Читать «Письма русского путешественника» онлайн - страница 3

Владимир Константинович Буковский

Конечно же, я хотел путешествовать. Но разве так? Чтобы, не допив одного стакана, перелететь три страны, ничего не увидев? Я хотел идти медленно, оглядываясь по сторонам, вдыхая запах полей. Ночевать в стогу или на сеновале, слышать петуха на рассвете и кукушку на закате.

Да, видно, в ту самую ночь, когда я родился, наш Верховный Нарядчик на разводе у ворот небесной вахты достал мою карточку и, спросивши для порядку имя-отчество, отчеканил, нахмуря брови:

— А тебе — век маяться, не своим делом заниматься. Ему ведь не важно, чего ты хочешь, ему бы только работу распределить. Поди теперь обжалуй в высшие инстанции. Нет инстанции выше небесного трибунала.

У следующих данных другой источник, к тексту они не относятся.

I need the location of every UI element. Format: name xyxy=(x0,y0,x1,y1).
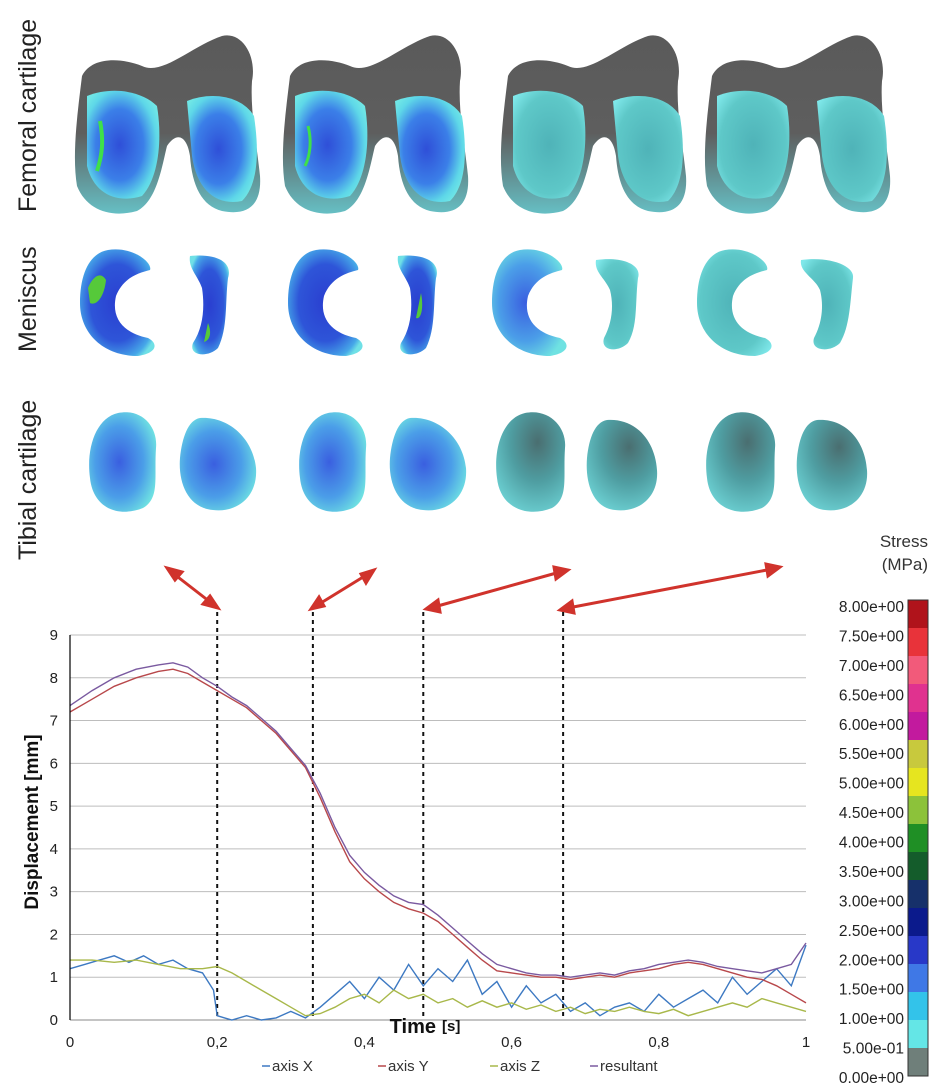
arrow-4 xyxy=(556,562,784,615)
colorbar-label: 1.00e+00 xyxy=(839,1011,904,1028)
colorbar-swatch xyxy=(908,740,928,769)
colorbar-label: 3.50e+00 xyxy=(839,864,904,881)
colorbar-swatch xyxy=(908,908,928,937)
colorbar-swatch xyxy=(908,1048,928,1077)
colorbar-swatch xyxy=(908,684,928,713)
x-tick-label: 1 xyxy=(802,1034,810,1051)
arrow-1 xyxy=(163,565,222,611)
y-axis-title: Displacement [mm] xyxy=(22,734,43,909)
y-tick-label: 3 xyxy=(50,884,58,901)
colorbar-swatch xyxy=(908,936,928,965)
colorbar-labels: 8.00e+00 7.50e+00 7.00e+00 6.50e+00 6.00e+00… xyxy=(839,599,904,1086)
displacement-chart: 0 1 2 3 4 5 6 7 8 9 0 0,2 0,4 0,6 0,8 1 Displacement [… xyxy=(22,612,810,1075)
x-tick-label: 0,2 xyxy=(207,1034,228,1051)
femoral-frame-1 xyxy=(74,35,261,214)
tibial-frame-1 xyxy=(89,412,257,512)
series-line-axis-z xyxy=(70,959,807,1017)
series-line-axis-y xyxy=(69,668,807,1004)
meniscus-row xyxy=(80,249,854,356)
tibial-frame-4 xyxy=(706,412,868,512)
y-tick-label: 6 xyxy=(50,755,58,772)
x-tick-label: 0,8 xyxy=(648,1034,669,1051)
tibial-frame-3 xyxy=(496,412,658,512)
colorbar-swatch xyxy=(908,1020,928,1049)
legend-label: axis Y xyxy=(388,1058,429,1075)
legend-label: axis Z xyxy=(500,1058,540,1075)
arrow-2 xyxy=(307,567,378,612)
y-tick-label: 2 xyxy=(50,926,58,943)
colorbar-label: 4.00e+00 xyxy=(839,835,904,852)
y-tick-label: 4 xyxy=(50,841,58,858)
femoral-cartilage-row xyxy=(74,35,891,214)
stress-colorbar: Stress (MPa) 8.00e+00 7.50e+00 7.00e+00 6.5… xyxy=(839,532,929,1086)
x-tick-label: 0,4 xyxy=(354,1034,375,1051)
femoral-frame-4 xyxy=(704,35,891,214)
colorbar-swatch xyxy=(908,628,928,657)
colorbar-label: 8.00e+00 xyxy=(839,599,904,616)
meniscus-frame-3 xyxy=(492,249,639,356)
legend-label: resultant xyxy=(600,1058,658,1075)
legend-item-axis-z: axis Z xyxy=(490,1058,540,1075)
series-line-resultant xyxy=(69,662,807,978)
x-axis-unit: [s] xyxy=(442,1018,460,1035)
x-tick-labels: 0 0,2 0,4 0,6 0,8 1 xyxy=(66,1034,810,1051)
grid-lines xyxy=(70,634,806,1021)
colorbar-label: 5.00e+00 xyxy=(839,776,904,793)
tibial-cartilage-row xyxy=(89,412,868,512)
colorbar-label: 2.00e+00 xyxy=(839,952,904,969)
colorbar-swatch xyxy=(908,992,928,1021)
time-arrows xyxy=(163,562,784,615)
legend-item-axis-x: axis X xyxy=(262,1058,313,1075)
y-tick-label: 9 xyxy=(50,627,58,644)
y-tick-label: 0 xyxy=(50,1012,58,1029)
colorbar-label: 4.50e+00 xyxy=(839,805,904,822)
colorbar-swatch xyxy=(908,768,928,797)
y-tick-labels: 0 1 2 3 4 5 6 7 8 9 xyxy=(50,627,58,1029)
y-tick-label: 1 xyxy=(50,969,58,986)
colorbar-swatches xyxy=(907,599,929,1077)
colorbar-label: 7.00e+00 xyxy=(839,658,904,675)
femoral-frame-2 xyxy=(282,35,469,214)
meniscus-frame-1 xyxy=(80,249,229,356)
tibial-frame-2 xyxy=(299,412,467,512)
colorbar-label: 7.50e+00 xyxy=(839,628,904,645)
stress-unit: (MPa) xyxy=(882,555,928,574)
x-tick-label: 0 xyxy=(66,1034,74,1051)
legend-item-resultant: resultant xyxy=(590,1058,658,1075)
legend-item-axis-y: axis Y xyxy=(378,1058,429,1075)
x-tick-label: 0,6 xyxy=(501,1034,522,1051)
y-tick-label: 7 xyxy=(50,713,58,730)
colorbar-swatch xyxy=(908,796,928,825)
y-tick-label: 8 xyxy=(50,670,58,687)
colorbar-swatch xyxy=(908,880,928,909)
series-lines xyxy=(69,662,807,1021)
chart-legend: axis X axis Y axis Z resultant xyxy=(262,1058,658,1075)
x-axis-title: Time xyxy=(390,1016,436,1038)
colorbar-swatch xyxy=(908,656,928,685)
colorbar-swatch xyxy=(908,852,928,881)
series-line-axis-x xyxy=(69,944,807,1021)
colorbar-label: 0.00e+00 xyxy=(839,1070,904,1086)
colorbar-swatch xyxy=(908,600,928,629)
colorbar-label: 2.50e+00 xyxy=(839,923,904,940)
y-tick-label: 5 xyxy=(50,798,58,815)
colorbar-label: 6.50e+00 xyxy=(839,687,904,704)
colorbar-label: 5.50e+00 xyxy=(839,746,904,763)
legend-label: axis X xyxy=(272,1058,313,1075)
meniscus-frame-4 xyxy=(697,249,854,356)
time-marker-lines xyxy=(216,612,565,1020)
femoral-frame-3 xyxy=(500,35,687,214)
colorbar-swatch xyxy=(908,824,928,853)
colorbar-swatch xyxy=(908,712,928,741)
meniscus-frame-2 xyxy=(288,249,437,356)
colorbar-label: 1.50e+00 xyxy=(839,982,904,999)
colorbar-label: 3.00e+00 xyxy=(839,893,904,910)
colorbar-label: 5.00e-01 xyxy=(843,1041,904,1058)
stress-title: Stress xyxy=(880,532,928,551)
colorbar-label: 6.00e+00 xyxy=(839,717,904,734)
colorbar-border xyxy=(907,599,929,1077)
colorbar-swatch xyxy=(908,964,928,993)
arrow-3 xyxy=(422,565,572,614)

Ведь вот я ненавижу писать, просто заболеваю от этого. Спать не могу ночами, есть перестаю, и каждая написанная страница стоит мне нескольких месяцев жизни. А куда денешься — третью книгу издаю. За первую дали мне двенадцать лет. Со второй хлебнул столько, хоть об этом книгу пиши.

Что будет с этой, надеюсь, последней, — подумать страшно. Что может быть нелепее, как оказаться внезапно в роли профессионального героя, которого, словно чудотворную икону, перевозят из города в город? Толпа фотокорреспондентов отступает перед тобой, теряя туфли, и щелкает, щелкает, щелкает, слепит вспышками. Суетятся телеоператоры, путаясь в проводах, суют тебе под нос какую-то черную резиновую дубинку. Что, собственно, особенного хотят они поймать в твоем лице или уловить в твоем дыхании? Почему они так неистово толкают друг друга, словно их снимок выйдет тем лучше, чем хуже получится у соседа? И так вся эта вакханалия медленно пятится вперед, а тебе остается только глупо улыбаться да сопеть как можно тише.

Появиться просто так уже нигде нельзя, потому что от тебя всюду ждут чего-то необыкновенного: глубокомысленных замечаний, речей, острот, рассказов — и уж, в крайнем случае, примутся, прижав к стенке, осаждать вопросами. Себе ты уже не принадлежишь: каждая минута расписана на год вперед, словно график почтового поезда. И уж что бы с тобой ни произошло, чего бы ты ни натворил — все сразу же оказывается в центре внимания. Ни одного промаха тебе не простят.

Поразительная эта потребность в людях — создавать себе кумиров, а потом терзать их и ниспровергать. Любая нелепая случайность, даже несчастье, выбрасывает человека в луч прожектора — и он уже общественная собственность. По чистой прихоти блуждает этот прожектор над нашими головами, выхватывая из толпы то одного, то другого. Но так уж, видимо, устроены человеки, что неудержимо тянет их этот свет, точно насекомых, становясь мерилом буквально всего: успеха, власти, счастья, богатства.

Вот это, пожалуй, и было моим первым серьезным впечатлением на Западе. Вернее, первым недоумением. Для нас там, в Советском Союзе, гласность была оружием, средством борьбы с бесправием и произволом. И еще — средством защиты, как страховочный пояс для альпиниста. Здесь же, оказывается, и слова-то такого нет ни в одном европейском языке, а называется это все словом паблисити, смысл которого далеко не тот же самый. В русском слове «гласность» есть что-то холодное и точное, как в хирургическом инструменте, что-то очень серьезное и торжественное, отчего немедленно представляешь себе степенного думского дьяка, в бороде и долгополом кафтане, оглашающего от Спасских ворот государеву грамоту. В общем, что-то от присяги говорить правду, всю правду и ничего, кроме правды. В разухабистом «паблисити» слышится нашему уху какая-то свистопляска, нечто срамное и постыдное, будто ведут тебя голым по улице, а вокруг улюлюкает толпа и следом бегут мальчишки, свистя в два пальца. Приравнивает тебя это словечко к знаменитому клоуну, футболисту или только что пойманному головорезу.